Returning to the pump the next day we found it under water and no where to drain it to.I think I must have forgotten to close the line to the "water on deck"line and the G/S pump had been started for early morning wash down.Fortunately the Mate had a lifeboat in the water and so we ran an extension lead from the steering flat and drilled a 5/8 hole underneath the compartment and let gravity do its thing.
24 hours later the pump was out of water,and on a whim I decided to give it a run.Unbelievably it worked
first go.Well I thought another triumph for a second engineer's ingenuity.
I then told one of the Juniors "to drain the water out and refill it" And thats exactlywhat he did.
Next time in port we revisited the unit and found it siezed solid.The Junior had done exactly what I'd
told him to do ,but I'd neglected to tell him what to refill it with!!So he refilled it with water.
I think we wrote the diesel off as"heavy water damage"
By the way I did remembered to plug the hole.
I was always more concise in my directions to Juniors after that.
JimGarnett


----------



## Klaatu83 (Jan 22, 2009)

The worst engineer I ever sailed with had to have been a 1st Engineer we once had on the old USNS Pvt John R. Towle. That was back when I was sailing for the Military Sealift Command, which was the U.S. equivalent of Britain's R.F.A. The 1st originally came from Trinidad, and I recall there being some reason to believe that his citizenship papers might not have been entirely legitimate. That didn't particularly bother anybody, however, because there were always a lot of crewmembers like that on Military Sealift Command ships in those days. As I recall, during that same voyage our Chief Engineer came from Norway and our Captain was a Serb. 

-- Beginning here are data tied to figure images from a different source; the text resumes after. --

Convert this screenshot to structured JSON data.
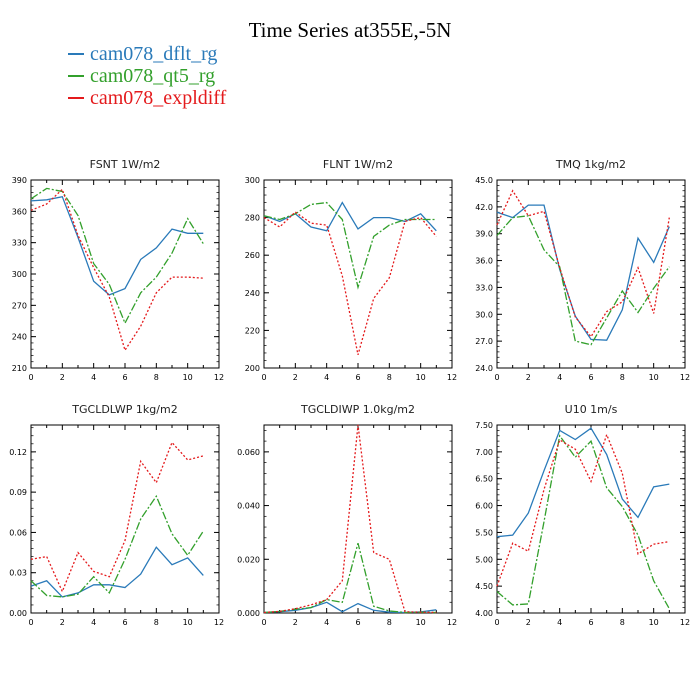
{
  "title": "Time Series at355E,-5N",
  "legend": [
    {
      "label": "cam078_dflt_rg",
      "color": "#2a7ab9"
    },
    {
      "label": "cam078_qt5_rg",
      "color": "#33a02c"
    },
    {
      "label": "cam078_expldiff",
      "color": "#e41a1c"
    }
  ],
  "chart_data": [
    {
      "type": "line",
      "title": "FSNT   1W/m2",
      "x": [
        0,
        1,
        2,
        3,
        4,
        5,
        6,
        7,
        8,
        9,
        10,
        11
      ],
      "xlim": [
        0,
        12
      ],
      "xticks": [
        "0",
        "2",
        "4",
        "6",
        "8",
        "10",
        "12"
      ],
      "ylim": [
        210,
        390
      ],
      "yticks": [
        "210",
        "240",
        "270",
        "300",
        "330",
        "360",
        "390"
      ],
      "series": [
        {
          "name": "cam078_dflt_rg",
          "values": [
            370,
            371,
            374,
            335,
            293,
            280,
            286,
            314,
            325,
            343,
            339,
            339
          ]
        },
        {
          "name": "cam078_qt5_rg",
          "values": [
            372,
            382,
            379,
            356,
            310,
            290,
            253,
            282,
            297,
            320,
            353,
            329
          ]
        },
        {
          "name": "cam078_expldiff",
          "values": [
            361,
            367,
            381,
            337,
            306,
            278,
            227,
            250,
            282,
            297,
            297,
            296
          ]
        }
      ]
    },
    {
      "type": "line",
      "title": "FLNT   1W/m2",
      "x": [
        0,
        1,
        2,
        3,
        4,
        5,
        6,
        7,
        8,
        9,
        10,
        11
      ],
      "xlim": [
        0,
        12
      ],
      "xticks": [
        "0",
        "2",
        "4",
        "6",
        "8",
        "10",
        "12"
      ],
      "ylim": [
        200,
        300
      ],
      "yticks": [
        "200",
        "220",
        "240",
        "260",
        "280",
        "300"
      ],
      "series": [
        {
          "name": "cam078_dflt_rg",
          "values": [
            281,
            278,
            282,
            275,
            273,
            288,
            274,
            280,
            280,
            278,
            282,
            273
          ]
        },
        {
          "name": "cam078_qt5_rg",
          "values": [
            281,
            279,
            282,
            287,
            288,
            279,
            243,
            270,
            276,
            279,
            279,
            279
          ]
        },
        {
          "name": "cam078_expldiff",
          "values": [
            280,
            275,
            283,
            277,
            276,
            249,
            207,
            237,
            248,
            278,
            280,
            270
          ]
        }
      ]
    },
    {
      "type": "line",
      "title": "TMQ   1kg/m2",
      "x": [
        0,
        1,
        2,
        3,
        4,
        5,
        6,
        7,
        8,
        9,
        10,
        11
      ],
      "xlim": [
        0,
        12
      ],
      "xticks": [
        "0",
        "2",
        "4",
        "6",
        "8",
        "10",
        "12"
      ],
      "ylim": [
        24.0,
        45.0
      ],
      "yticks": [
        "24.0",
        "27.0",
        "30.0",
        "33.0",
        "36.0",
        "39.0",
        "42.0",
        "45.0"
      ],
      "series": [
        {
          "name": "cam078_dflt_rg",
          "values": [
            41.4,
            40.8,
            42.2,
            42.2,
            35.0,
            29.8,
            27.2,
            27.1,
            30.5,
            38.5,
            35.8,
            39.8
          ]
        },
        {
          "name": "cam078_qt5_rg",
          "values": [
            38.8,
            40.8,
            41.0,
            37.2,
            35.3,
            27.0,
            26.6,
            29.6,
            32.6,
            30.2,
            32.9,
            35.3
          ]
        },
        {
          "name": "cam078_expldiff",
          "values": [
            40.0,
            43.8,
            41.0,
            41.5,
            35.2,
            29.7,
            27.5,
            30.3,
            31.4,
            35.2,
            30.1,
            40.8
          ]
        }
      ]
    },
    {
      "type": "line",
      "title": "TGCLDLWP   1kg/m2",
      "x": [
        0,
        1,
        2,
        3,
        4,
        5,
        6,
        7,
        8,
        9,
        10,
        11
      ],
      "xlim": [
        0,
        12
      ],
      "xticks": [
        "0",
        "2",
        "4",
        "6",
        "8",
        "10",
        "12"
      ],
      "ylim": [
        0.0,
        0.14
      ],
      "yticks": [
        "0.00",
        "0.03",
        "0.06",
        "0.09",
        "0.12"
      ],
      "series": [
        {
          "name": "cam078_dflt_rg",
          "values": [
            0.02,
            0.024,
            0.012,
            0.015,
            0.021,
            0.021,
            0.019,
            0.029,
            0.049,
            0.036,
            0.041,
            0.028
          ]
        },
        {
          "name": "cam078_qt5_rg",
          "values": [
            0.024,
            0.013,
            0.012,
            0.014,
            0.027,
            0.015,
            0.04,
            0.07,
            0.087,
            0.059,
            0.043,
            0.061
          ]
        },
        {
          "name": "cam078_expldiff",
          "values": [
            0.04,
            0.042,
            0.016,
            0.045,
            0.031,
            0.027,
            0.054,
            0.113,
            0.097,
            0.127,
            0.114,
            0.117
          ]
        }
      ]
    },
    {
      "type": "line",
      "title": "TGCLDIWP   1.0kg/m2",
      "x": [
        0,
        1,
        2,
        3,
        4,
        5,
        6,
        7,
        8,
        9,
        10,
        11
      ],
      "xlim": [
        0,
        12
      ],
      "xticks": [
        "0",
        "2",
        "4",
        "6",
        "8",
        "10",
        "12"
      ],
      "ylim": [
        0.0,
        0.07
      ],
      "yticks": [
        "0.000",
        "0.020",
        "0.040",
        "0.060"
      ],
      "series": [
        {
          "name": "cam078_dflt_rg",
          "values": [
            0.0002,
            0.0005,
            0.001,
            0.002,
            0.004,
            0.0005,
            0.0035,
            0.001,
            0.0003,
            0.0002,
            0.0004,
            0.0012
          ]
        },
        {
          "name": "cam078_qt5_rg",
          "values": [
            0.0002,
            0.0006,
            0.0014,
            0.002,
            0.005,
            0.004,
            0.026,
            0.0025,
            0.0008,
            0.0002,
            0.0003,
            0.0002
          ]
        },
        {
          "name": "cam078_expldiff",
          "values": [
            0.0002,
            0.0006,
            0.0016,
            0.003,
            0.005,
            0.012,
            0.07,
            0.0225,
            0.02,
            0.0005,
            0.0003,
            0.0002
          ]
        }
      ]
    },
    {
      "type": "line",
      "title": "U10   1m/s",
      "x": [
        0,
        1,
        2,
        3,
        4,
        5,
        6,
        7,
        8,
        9,
        10,
        11
      ],
      "xlim": [
        0,
        12
      ],
      "xticks": [
        "0",
        "2",
        "4",
        "6",
        "8",
        "10",
        "12"
      ],
      "ylim": [
        4.0,
        7.5
      ],
      "yticks": [
        "4.00",
        "4.50",
        "5.00",
        "5.50",
        "6.00",
        "6.50",
        "7.00",
        "7.50"
      ],
      "series": [
        {
          "name": "cam078_dflt_rg",
          "values": [
            5.42,
            5.45,
            5.86,
            6.65,
            7.4,
            7.23,
            7.44,
            6.95,
            6.12,
            5.78,
            6.35,
            6.4
          ]
        },
        {
          "name": "cam078_qt5_rg",
          "values": [
            4.4,
            4.15,
            4.17,
            5.7,
            7.3,
            6.9,
            7.2,
            6.33,
            5.98,
            5.45,
            4.6,
            4.08
          ]
        },
        {
          "name": "cam078_expldiff",
          "values": [
            4.5,
            5.3,
            5.15,
            6.3,
            7.22,
            7.05,
            6.45,
            7.32,
            6.6,
            5.1,
            5.28,
            5.33
          ]
        }
      ]
    }
  ]
}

The 1st had previously sailed as 2nd Engineer on that same ship, during which period he got kicked off the ship for pumping fuel oil over the side into new York Harbor. He wasn't fired, however. You literally had to take a fire ax to the Captain to get fired from MSC in those days. I once heard about a guy who actually did get fired, but only after he had set fire to the ship FOR THE SECOND TIME. 

In any case, the current 1st Engineer got fed up and walked off the ship just as she was preparing to sail overseas. MSC needed a replacement fast, and the former 2nd Engineer just happened to be the only guy available at short notice. 

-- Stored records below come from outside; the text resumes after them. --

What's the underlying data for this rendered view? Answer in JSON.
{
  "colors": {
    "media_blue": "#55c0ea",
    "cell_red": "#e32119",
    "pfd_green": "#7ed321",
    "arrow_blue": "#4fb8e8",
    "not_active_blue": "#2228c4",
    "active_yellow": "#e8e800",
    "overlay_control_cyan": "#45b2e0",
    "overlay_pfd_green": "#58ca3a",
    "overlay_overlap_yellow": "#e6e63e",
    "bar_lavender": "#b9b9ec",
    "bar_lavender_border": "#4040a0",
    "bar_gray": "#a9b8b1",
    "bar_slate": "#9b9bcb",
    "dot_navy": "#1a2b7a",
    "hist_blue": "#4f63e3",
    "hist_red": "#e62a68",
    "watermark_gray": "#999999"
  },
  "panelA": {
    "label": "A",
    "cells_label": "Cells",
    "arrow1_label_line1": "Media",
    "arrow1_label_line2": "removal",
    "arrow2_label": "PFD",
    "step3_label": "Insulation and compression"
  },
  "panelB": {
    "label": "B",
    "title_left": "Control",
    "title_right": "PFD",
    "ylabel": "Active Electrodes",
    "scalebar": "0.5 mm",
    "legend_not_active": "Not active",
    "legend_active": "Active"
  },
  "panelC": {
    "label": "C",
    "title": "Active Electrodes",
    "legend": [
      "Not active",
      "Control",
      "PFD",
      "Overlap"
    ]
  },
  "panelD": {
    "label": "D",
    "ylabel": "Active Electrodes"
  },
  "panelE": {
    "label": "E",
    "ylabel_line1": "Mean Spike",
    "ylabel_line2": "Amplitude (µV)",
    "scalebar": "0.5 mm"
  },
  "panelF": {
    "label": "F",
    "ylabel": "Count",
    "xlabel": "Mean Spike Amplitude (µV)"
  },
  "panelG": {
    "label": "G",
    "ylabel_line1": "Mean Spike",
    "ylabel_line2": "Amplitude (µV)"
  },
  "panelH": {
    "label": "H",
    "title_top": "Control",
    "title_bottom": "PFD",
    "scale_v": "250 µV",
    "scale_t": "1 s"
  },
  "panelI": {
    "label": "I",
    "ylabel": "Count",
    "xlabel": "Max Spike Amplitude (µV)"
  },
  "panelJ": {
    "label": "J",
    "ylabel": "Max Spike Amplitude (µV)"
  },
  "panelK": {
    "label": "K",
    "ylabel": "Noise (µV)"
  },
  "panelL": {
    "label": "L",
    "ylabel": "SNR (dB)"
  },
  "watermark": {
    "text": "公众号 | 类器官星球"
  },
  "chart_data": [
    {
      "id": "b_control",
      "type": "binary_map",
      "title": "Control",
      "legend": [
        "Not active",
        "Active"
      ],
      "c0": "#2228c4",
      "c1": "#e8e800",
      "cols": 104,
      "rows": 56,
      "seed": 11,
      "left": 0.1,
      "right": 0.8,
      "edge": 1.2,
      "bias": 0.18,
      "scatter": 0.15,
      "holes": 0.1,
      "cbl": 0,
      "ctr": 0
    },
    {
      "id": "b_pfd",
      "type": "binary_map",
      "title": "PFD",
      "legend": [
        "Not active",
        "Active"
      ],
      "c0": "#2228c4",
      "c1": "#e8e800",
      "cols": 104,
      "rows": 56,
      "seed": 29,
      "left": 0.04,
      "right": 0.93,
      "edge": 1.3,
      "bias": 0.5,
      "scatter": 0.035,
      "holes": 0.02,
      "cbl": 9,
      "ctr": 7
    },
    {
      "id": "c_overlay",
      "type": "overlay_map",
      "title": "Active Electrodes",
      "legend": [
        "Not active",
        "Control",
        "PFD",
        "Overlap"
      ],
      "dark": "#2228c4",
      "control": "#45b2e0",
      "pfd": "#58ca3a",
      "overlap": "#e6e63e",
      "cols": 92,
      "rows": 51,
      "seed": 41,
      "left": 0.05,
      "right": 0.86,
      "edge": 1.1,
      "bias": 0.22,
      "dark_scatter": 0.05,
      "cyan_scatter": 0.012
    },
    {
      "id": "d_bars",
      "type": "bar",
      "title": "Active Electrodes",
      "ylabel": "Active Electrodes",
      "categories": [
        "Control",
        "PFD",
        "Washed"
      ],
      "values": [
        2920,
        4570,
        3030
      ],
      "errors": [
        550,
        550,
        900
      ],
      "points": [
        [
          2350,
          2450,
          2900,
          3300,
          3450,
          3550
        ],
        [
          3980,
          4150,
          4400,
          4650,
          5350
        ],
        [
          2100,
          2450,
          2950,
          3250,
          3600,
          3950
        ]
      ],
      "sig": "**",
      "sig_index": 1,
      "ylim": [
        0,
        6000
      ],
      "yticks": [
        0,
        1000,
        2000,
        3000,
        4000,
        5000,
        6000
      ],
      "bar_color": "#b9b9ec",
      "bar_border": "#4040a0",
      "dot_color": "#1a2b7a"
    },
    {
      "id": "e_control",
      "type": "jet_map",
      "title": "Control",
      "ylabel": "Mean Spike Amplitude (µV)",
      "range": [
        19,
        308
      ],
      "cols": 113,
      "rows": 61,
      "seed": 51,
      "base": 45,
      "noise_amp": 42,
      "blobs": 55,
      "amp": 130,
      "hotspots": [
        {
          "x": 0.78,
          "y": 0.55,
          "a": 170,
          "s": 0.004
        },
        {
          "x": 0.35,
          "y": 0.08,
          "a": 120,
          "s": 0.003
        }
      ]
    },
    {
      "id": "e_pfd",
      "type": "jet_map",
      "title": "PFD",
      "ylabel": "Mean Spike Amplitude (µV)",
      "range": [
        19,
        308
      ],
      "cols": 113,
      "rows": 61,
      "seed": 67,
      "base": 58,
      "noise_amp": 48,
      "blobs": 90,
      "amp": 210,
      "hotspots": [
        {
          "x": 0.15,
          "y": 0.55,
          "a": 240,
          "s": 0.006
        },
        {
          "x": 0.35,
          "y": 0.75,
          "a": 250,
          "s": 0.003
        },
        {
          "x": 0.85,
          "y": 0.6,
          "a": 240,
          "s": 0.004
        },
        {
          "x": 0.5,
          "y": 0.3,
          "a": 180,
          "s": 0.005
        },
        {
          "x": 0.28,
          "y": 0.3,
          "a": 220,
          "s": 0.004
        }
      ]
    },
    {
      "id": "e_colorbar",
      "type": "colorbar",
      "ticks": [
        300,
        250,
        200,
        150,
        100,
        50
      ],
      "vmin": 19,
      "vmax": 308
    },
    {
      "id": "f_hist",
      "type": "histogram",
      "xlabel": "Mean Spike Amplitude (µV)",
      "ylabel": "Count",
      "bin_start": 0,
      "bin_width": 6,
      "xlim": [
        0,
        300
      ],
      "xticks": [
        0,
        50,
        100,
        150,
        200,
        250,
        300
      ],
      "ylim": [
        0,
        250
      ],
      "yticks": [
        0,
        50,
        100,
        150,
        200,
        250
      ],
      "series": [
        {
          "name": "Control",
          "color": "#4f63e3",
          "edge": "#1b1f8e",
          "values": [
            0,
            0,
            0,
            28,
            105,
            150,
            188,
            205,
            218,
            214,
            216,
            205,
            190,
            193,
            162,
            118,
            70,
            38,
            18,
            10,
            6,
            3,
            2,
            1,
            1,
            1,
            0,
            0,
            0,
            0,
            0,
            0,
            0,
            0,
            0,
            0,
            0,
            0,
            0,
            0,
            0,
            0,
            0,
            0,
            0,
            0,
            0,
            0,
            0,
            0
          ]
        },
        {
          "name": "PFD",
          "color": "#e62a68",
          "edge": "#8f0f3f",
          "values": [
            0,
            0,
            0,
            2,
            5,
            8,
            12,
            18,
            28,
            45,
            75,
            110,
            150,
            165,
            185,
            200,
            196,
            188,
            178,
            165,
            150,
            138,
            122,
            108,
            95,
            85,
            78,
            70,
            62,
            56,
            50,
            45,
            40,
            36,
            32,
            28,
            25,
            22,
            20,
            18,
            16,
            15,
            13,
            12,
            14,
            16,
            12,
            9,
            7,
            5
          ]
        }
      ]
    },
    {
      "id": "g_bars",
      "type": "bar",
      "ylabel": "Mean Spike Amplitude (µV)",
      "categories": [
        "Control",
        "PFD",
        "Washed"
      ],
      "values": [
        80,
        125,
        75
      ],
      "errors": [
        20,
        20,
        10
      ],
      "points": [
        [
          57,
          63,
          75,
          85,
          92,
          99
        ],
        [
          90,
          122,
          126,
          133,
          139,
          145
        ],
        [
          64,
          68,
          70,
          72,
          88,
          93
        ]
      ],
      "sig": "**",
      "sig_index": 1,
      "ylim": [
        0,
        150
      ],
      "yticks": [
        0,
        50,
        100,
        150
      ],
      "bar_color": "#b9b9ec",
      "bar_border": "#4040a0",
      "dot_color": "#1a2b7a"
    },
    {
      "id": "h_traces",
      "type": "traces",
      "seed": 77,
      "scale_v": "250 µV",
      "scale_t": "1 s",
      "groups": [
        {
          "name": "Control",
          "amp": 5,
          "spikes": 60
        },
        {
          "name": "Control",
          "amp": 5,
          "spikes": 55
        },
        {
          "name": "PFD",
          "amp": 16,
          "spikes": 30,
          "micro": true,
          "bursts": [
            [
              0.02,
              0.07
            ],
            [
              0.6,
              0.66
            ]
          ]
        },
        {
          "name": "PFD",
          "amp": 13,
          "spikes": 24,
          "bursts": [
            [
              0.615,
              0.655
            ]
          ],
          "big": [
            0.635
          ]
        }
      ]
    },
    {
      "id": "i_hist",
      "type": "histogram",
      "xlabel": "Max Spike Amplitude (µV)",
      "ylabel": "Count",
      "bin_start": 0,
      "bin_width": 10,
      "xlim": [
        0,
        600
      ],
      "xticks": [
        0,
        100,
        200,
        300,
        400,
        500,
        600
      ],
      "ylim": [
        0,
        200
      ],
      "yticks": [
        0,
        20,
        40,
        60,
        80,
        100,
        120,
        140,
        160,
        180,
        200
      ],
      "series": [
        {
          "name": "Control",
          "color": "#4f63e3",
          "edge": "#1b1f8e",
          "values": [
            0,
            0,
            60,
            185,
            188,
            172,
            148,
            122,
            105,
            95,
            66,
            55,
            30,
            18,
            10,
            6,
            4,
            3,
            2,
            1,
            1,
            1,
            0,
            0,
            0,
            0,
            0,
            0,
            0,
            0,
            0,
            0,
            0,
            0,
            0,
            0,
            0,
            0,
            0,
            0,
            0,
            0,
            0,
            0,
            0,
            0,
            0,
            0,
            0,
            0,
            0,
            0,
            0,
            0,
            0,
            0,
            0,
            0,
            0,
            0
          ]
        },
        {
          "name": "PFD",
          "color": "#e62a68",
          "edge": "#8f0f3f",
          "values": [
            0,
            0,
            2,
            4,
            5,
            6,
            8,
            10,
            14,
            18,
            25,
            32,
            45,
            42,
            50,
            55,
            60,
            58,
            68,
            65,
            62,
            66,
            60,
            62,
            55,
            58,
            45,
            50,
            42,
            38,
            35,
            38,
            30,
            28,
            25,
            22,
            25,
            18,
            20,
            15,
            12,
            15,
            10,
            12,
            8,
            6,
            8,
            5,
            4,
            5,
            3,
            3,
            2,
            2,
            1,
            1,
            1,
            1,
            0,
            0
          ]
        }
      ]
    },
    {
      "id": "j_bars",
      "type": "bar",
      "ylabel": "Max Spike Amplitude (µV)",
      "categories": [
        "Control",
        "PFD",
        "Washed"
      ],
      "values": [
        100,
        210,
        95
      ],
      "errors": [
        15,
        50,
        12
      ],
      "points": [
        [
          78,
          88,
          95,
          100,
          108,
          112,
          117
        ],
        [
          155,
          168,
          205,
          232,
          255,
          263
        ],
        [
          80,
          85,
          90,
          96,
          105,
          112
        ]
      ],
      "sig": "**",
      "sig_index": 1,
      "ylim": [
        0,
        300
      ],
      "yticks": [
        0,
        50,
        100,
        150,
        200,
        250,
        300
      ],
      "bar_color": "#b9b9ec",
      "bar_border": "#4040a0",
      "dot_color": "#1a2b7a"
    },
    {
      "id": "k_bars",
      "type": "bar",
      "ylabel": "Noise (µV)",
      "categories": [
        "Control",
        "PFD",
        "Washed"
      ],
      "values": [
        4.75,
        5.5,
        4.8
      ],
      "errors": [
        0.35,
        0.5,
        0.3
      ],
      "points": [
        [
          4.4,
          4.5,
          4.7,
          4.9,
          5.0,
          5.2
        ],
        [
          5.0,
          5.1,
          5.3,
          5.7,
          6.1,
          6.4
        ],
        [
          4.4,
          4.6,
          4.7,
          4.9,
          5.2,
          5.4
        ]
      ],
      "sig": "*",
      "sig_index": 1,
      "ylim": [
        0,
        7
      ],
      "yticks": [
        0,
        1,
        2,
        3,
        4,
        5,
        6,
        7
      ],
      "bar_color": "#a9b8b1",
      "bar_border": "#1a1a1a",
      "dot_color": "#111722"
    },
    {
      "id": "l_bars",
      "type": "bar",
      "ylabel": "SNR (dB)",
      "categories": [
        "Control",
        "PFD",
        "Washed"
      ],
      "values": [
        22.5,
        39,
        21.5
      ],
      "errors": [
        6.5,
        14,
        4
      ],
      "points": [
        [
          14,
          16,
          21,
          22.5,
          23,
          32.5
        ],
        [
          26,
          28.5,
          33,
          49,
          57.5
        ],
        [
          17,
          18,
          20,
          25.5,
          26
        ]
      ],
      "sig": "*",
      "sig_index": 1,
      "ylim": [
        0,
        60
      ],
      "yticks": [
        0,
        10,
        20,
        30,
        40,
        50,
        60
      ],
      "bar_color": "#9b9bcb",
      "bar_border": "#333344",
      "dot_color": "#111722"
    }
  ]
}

The things that man did boggled the mind. once, in the middle of the Atlantic Ocean, he deliberately tripped the emergency fuel cut off. that sent the engineer on watch desperately running around the engine room trying to figure out why the boilers were shutting down around him. While we were docked in Scotland the Chief Engineer, who was Norwegian, decided to fly home for a few days, and he left the 1st in charge. While he was gone the 1st began dismantling one of the boilers in order to overhaul it, and then couldn't figure out how to put it back together again. When the Chief came back he found the 1st trying to sort out the mess that he'd made in the bottom of the boiler room, while the other engineers were standing around laughing at him. Things got so bad that one of the watch-standing engineers told me that he actually threatened to punch the 1st's lights out if the 1st dared to set foot in the engineroom while he was on watch.


----------



## JoK (Nov 12, 2006)

Worse I did?
DC electric drive ship. We dropped anchor and I knocked the bridge control off. We were only to be anchored for a short time so I left theplant running and revved up the diesels so they wouldn;t be idling.
5 minutes later, there was a couple of panic stricken pages in the IC system, Captain to the bridge, bosun to the foscle and a call for telegraphs.
Then the Chief rolled into the control room. I had forgot to take off the exciters before revving the engines up. The mate had looked out the window and realized we were steaming upriver towards the bridge dragging the anchor.
Ooppps
I had only just started at that time.


----------